Il faut également de rappeler que l’un de leur principal bourreau, le Président Ahmadou Ahidjo fut porté à la tête de la République du Cameroun en 1960 à l’âge de 36 ans.
Le mur de Berlin entraine le communisme dans sa chute à la fin des années 80. Cette chute va favoriser la levée d’un vent de liberté, de justice et de démocratie qui va particulièrement souffler sur l’Afrique francophone. Le Cameroun n’échappe pas à la règle. A la suite de la création en février 1990 d’une « coordination nationale pour la démocratie et le multipartisme » qui vaudra à Maître Yondo Black, ancien bâtonnier de l’ordre des avocats et à plusieurs personnes d’être arrêtés, John Fru N’Di lance au mois de mai le Social Democratic Front (SDF) lors d’une marche dont la répression cause la mort de 6 personnes « écrasées par balle ». En juin 1990, la conférence épiscopale camerounaise publie une lettre pastorale qui critique ouvertement le pouvoir et le 4 juillet 1990, le Président Paul Biya accepte enfin d’abandonner le monopole politique exercé par le Rassemblement démocratique du peuple camerounais (RDPC) créé en 1985. En décembre 1990, l’Assemblée nationale adopte une série de lois destinées à contrôler la création de nouveaux partis alors que la constitution prévoit explicitement le multipartisme intégral. Plusieurs leaders d’opposition réclament la tenue d’une conférence nationale souveraine qui devra poser les bases d’une transition démocratique. Le refus de l’administration conduira aux villes mortes dès le mois d’avril 1991 ; la jeunesse descend massivement dans les rues pour manifester son mécontentement. Le pouvoir cède et le Président Paul Biya organise en octobre 1991 la conférence tripartite à laquelle prennent part la société civile, le gouvernement en place et les partis d’opposition. Cette conférence débouchera en novembre 1991 sur la déclaration constitutionnelle de la tripartite qui définit les principes, les mécanismes et les organes de la nouvelle ère de démocratie que les Camerounais avaient souhaitée.
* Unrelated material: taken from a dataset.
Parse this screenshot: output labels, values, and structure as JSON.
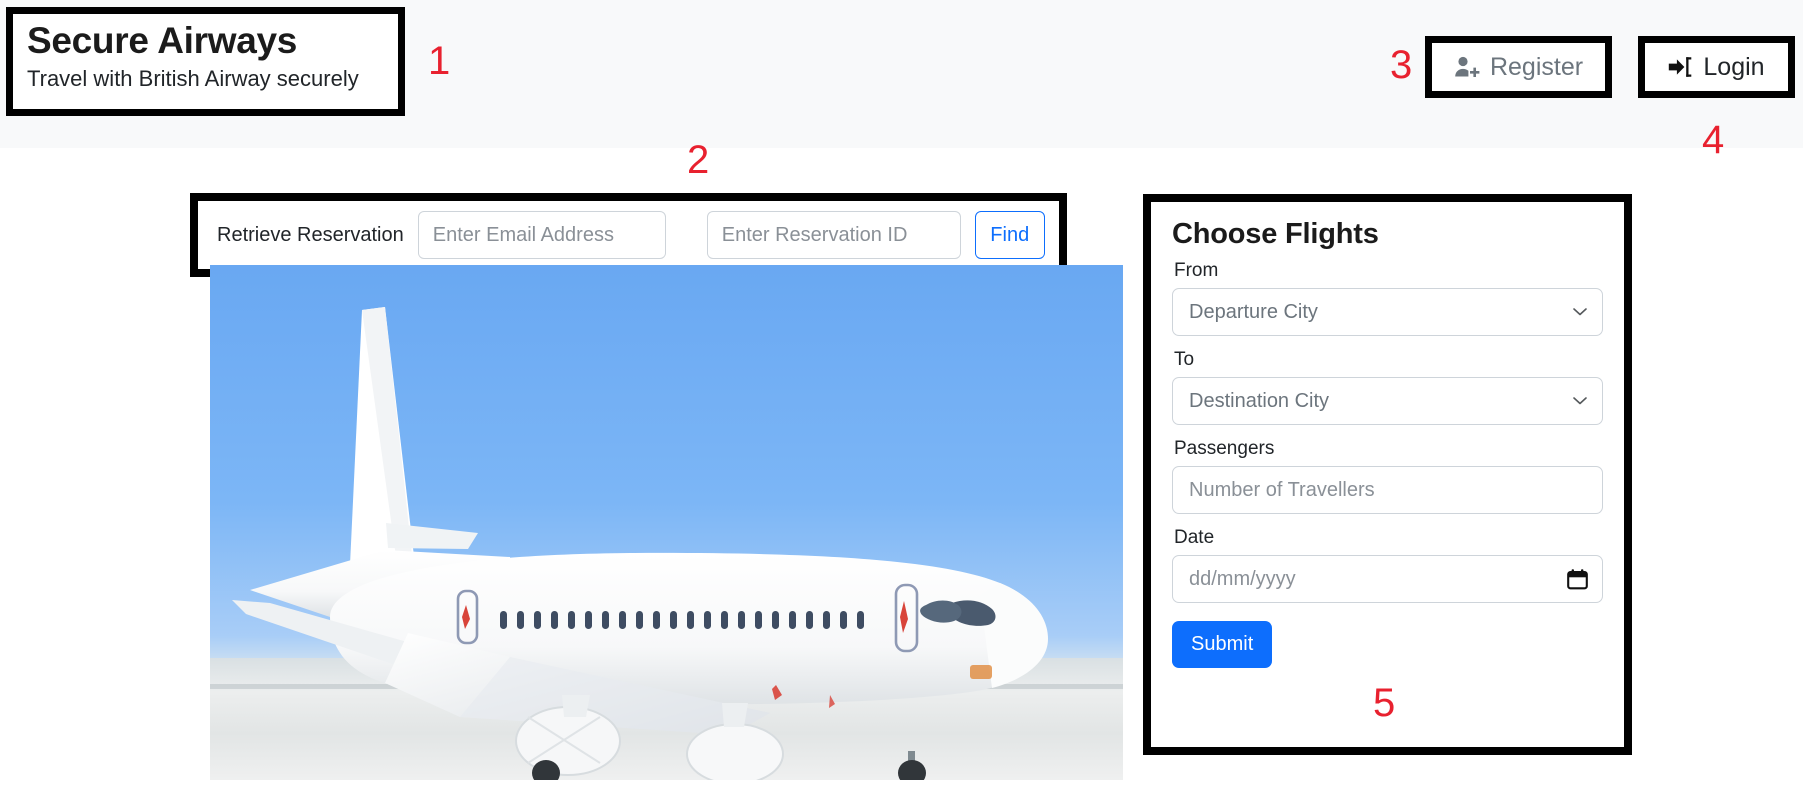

Parmi les acteurs majeurs de la naissance du processus démocratique figuraient les anciens Eboa Samuel, Bello Bouba, Augustin Frédéric Kodock, John Fru Ndi, Prince Dika Awka mais aussi les jeunes Célestin Bedzuigui, Celestin Monga, Lapiro de Banga et Maitre Yondo Black soutenus par l’ensemble de la jeunesse camerounaise de l’époque, aujourd’hui aux affaires.
Ces rappels historiques témoignent du fait que les différentes avancées dans le processus de construction de notre Nation ont été majoritairement conduites par des intellectuels camerounais âgés de 20 à 40ans, qui avaient su faire passer les intérêts du plus grand nombre avant les leurs.
Sommes-nous en droit d’attendre de notre génération qu’elle s’implique et agisse pour poser les bases de construction de ce Cameroun émergent et prospère que nous appelons tous de nos vœux ? Notre jeunesse saura-t-elle relever le défi que sa terre mère africaine, violée et surexploitée depuis 5 siècles attend aujourd’hui d’elle ?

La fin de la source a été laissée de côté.